Datalog Explanation
What is Datalog?
Datalog, a declarative subset of Prolog, is a flexible and powerful declarative query language proficient at dealing with the complex and multi-hop relationships that occur in graphs. Graph query languages not based on Datalog lack the level of clarity, simplicity, and logical framework that Datalog provides.
Predicates
Similar to its super-set Prolog, Datalog is based on predicates. Predicates are similar to relations in relational languages such as SQL. Queries can use predicates with logical variables to represent unknowns to which meaning is assigned based on a logical formula. Meaning is assigned by joining predicates with logical connectives or operators such as and
and or
and unifying logical variables. Repeated occurrences of the same variable require the query has identical solutions at given points.
Advantages of Datalog in queries
Variables in Datalog are restricted to finite atomic values. The use of atomic values simplifies query optimization and guarantees the termination of queries even in the event of recursion. The finite atomic values restriction is relaxed in WOQL (the Web Object Query Language used in TerminusDB) to enable lists that are useful in aggregation and dis-aggregation queries such as group by
and member
respectively. However, TerminusDB retains the pure declarative quality of Datalog.
Datalog compared with SQL
Compared with relational databases, Datalog provides a more flexible logical framework that is easier to extend consistently with recursive and path-centric operations. Datalog also enables complex joins to be expressed more elegantly with a less verbose syntax. Datalog represents a stepping-stone from relational languages such as SQL to more fully-featured programming languages while retaining the declarative, robust, pervasive, and resilient properties of query languages.
Unification and query
Unification in Datalog is the process of finding values of logical variables which are consistent for a given logical sentence or query.
A logical variable for a query can only take on one value in a given solution. If the variable is used in two places then these two values must be the same. We can get the concrete value of solutions for a logical value either from an equation or from the definition of a predicate.

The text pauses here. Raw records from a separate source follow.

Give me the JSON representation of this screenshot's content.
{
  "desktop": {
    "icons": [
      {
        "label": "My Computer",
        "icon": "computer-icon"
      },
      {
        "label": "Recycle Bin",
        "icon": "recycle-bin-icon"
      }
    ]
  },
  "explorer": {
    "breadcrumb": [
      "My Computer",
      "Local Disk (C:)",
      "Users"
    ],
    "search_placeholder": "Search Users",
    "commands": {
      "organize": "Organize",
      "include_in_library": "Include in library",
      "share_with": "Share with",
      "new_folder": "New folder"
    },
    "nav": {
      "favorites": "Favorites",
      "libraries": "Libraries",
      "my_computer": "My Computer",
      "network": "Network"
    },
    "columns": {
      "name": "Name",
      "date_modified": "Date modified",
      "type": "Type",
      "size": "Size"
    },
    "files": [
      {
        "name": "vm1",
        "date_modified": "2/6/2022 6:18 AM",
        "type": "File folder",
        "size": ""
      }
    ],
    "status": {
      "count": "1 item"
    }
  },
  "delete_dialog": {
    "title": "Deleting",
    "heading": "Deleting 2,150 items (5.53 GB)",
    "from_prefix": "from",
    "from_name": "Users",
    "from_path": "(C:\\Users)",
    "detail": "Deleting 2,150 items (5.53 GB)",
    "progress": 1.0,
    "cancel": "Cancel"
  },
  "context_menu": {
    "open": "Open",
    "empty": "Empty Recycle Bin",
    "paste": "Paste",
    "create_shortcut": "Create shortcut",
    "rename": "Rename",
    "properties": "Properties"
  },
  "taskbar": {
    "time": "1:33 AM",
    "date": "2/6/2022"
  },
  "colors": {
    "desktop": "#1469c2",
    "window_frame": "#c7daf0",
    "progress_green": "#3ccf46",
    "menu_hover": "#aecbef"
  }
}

When we search using datalog in WOQL, we implicitly ask for all solutions (this can be restricted by using additional words such as limit(n,Q)
). This gives us back something that looks quite similar to a table, but it is a list of solutions with bindings for all logical variables that took on a value during the course of searching for the solutions to the query.
An Example
Perhaps the most important predicate in WOQL is triple
which gives results about edges in the current graph.
Our logical variables are represented as strings with the prefix "v:"
. Our edges are represented by having a position for the subject, predicate and object of the edge in the graph. The predicate is the labeled name of the edge, and the subject and object nodes the source, and target respectively.
triple("v:Subject", "v:Predicate", "v:Object")
With this query, we simply get back the solutions for every possible assignment of subjects, predicates, and objects that our graph currently has, that is, all edges in the graph. The concrete referents for the subject, predicate and object are data points represented by a URI (a universal resource indicator).
triple("v:Subject", "v:Predicate", "v:Intermediate")
triple("v:Intermediate", "v:Predicate", "v:Object")
In this second query, we have joined two predicates together by requiring that the target of the first edge is the source of the second. This gives us back all two-hop paths possible in the graph.
triple("My_Object", "v:Predicate", "v:Intermediate")
triple("v:Intermediate", "v:Predicate", "v:Object")
And here we refer to a specific starting node and search for every two-hop path starting from this object.